Performance testing of anonymous named functions in JavaScript

  • 2020-03-30 03:51:13
  • OfStack

We often write callbacks via Anonymous function.

Simply put, anonymous is a function that has no name and is usually executed immediately. But how does it perform with named functions (functions with names)?

Let's compare that. Let's take a random computer that can execute Shell commands and use a lot of function calls.

Anonymous. Js


var count = 100000000
  , sum   = 0
while (count--) (function() { sum++ })()

To perform a

$ time node anonymous.js
real    0m1.456s
user    0m0.015s
sys     0m0.031s

Let's look at the naming function

Named. Js


var count = 100000000
  , sum   = 0 var cb = function() {
  sum++
} while (count--) cb()

To perform a

$ time node named.js
real    0m0.575s
user    0m0.000s
sys     0m0.046s

Naming functions is a lot faster. Why is that? It's not hard to explain. Anonymous functions need to reinterpret callbacks every time, but named functions only need to be reinterpreted once, so there's a performance boost.

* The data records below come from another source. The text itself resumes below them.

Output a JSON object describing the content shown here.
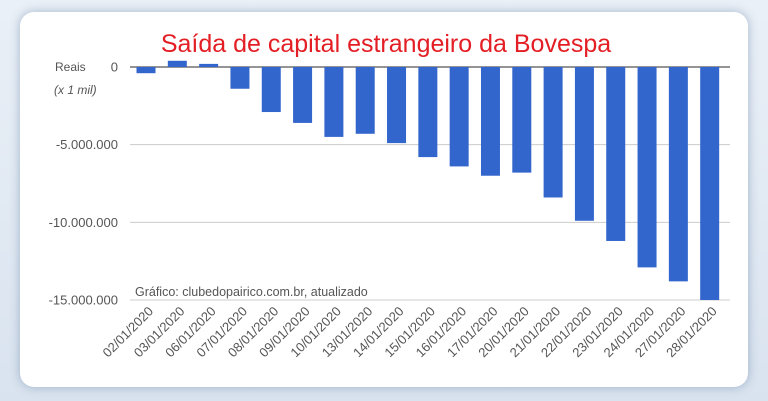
{
  "chart_data": {
    "type": "bar",
    "title": "Saída de capital estrangeiro da Bovespa",
    "ylabel": "Reais",
    "ylabel_unit": "(x 1 mil)",
    "credit": "Gráfico: clubedopairico.com.br, atualizado",
    "categories": [
      "02/01/2020",
      "03/01/2020",
      "06/01/2020",
      "07/01/2020",
      "08/01/2020",
      "09/01/2020",
      "10/01/2020",
      "13/01/2020",
      "14/01/2020",
      "15/01/2020",
      "16/01/2020",
      "17/01/2020",
      "20/01/2020",
      "21/01/2020",
      "22/01/2020",
      "23/01/2020",
      "24/01/2020",
      "27/01/2020",
      "28/01/2020"
    ],
    "values": [
      -400,
      400,
      200,
      -1400,
      -2900,
      -3600,
      -4500,
      -4300,
      -4900,
      -5800,
      -6400,
      -7000,
      -6800,
      -8400,
      -9900,
      -11200,
      -12900,
      -13800,
      -15000
    ],
    "ylim": [
      -15000000,
      0
    ],
    "yticks": [
      0,
      -5000000,
      -10000000,
      -15000000
    ],
    "ytick_labels": [
      "0",
      "-5.000.000",
      "-10.000.000",
      "-15.000.000"
    ],
    "value_scale": 1000,
    "bar_color": "#3366cc",
    "title_color": "#e31e24",
    "grid": true,
    "legend": "none"
  }
}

In addition, there are two ways to write named functions:

Functional expression


var func = function() {
  console.log('a')
}

Function declaration

function func() {
  console.log('b')
}

In fact, there may be problems when these two are used together, such as

var func = function() {
  console.log('a')
}
function func() {
  console.log('b')
}
//The output is: a

So we use function expressions a lot, but what about the performance of function declarations?

Named2. Js


var count = 100000000
  , sum   = 0 function cb() {
  sum++
} while (count--) cb()

Execute and compare the two

$ time node named.js
real    0m0.553s
user    0m0.000s
sys     0m0.015s $ time node named2.js
real    0m0.529s
user    0m0.000s
sys     0m0.047s

It seems like the function declaration is going to be a little bit faster, but it's not too fast and it's not very, very obvious.

PS: this data is all tested with git-base under Windows7.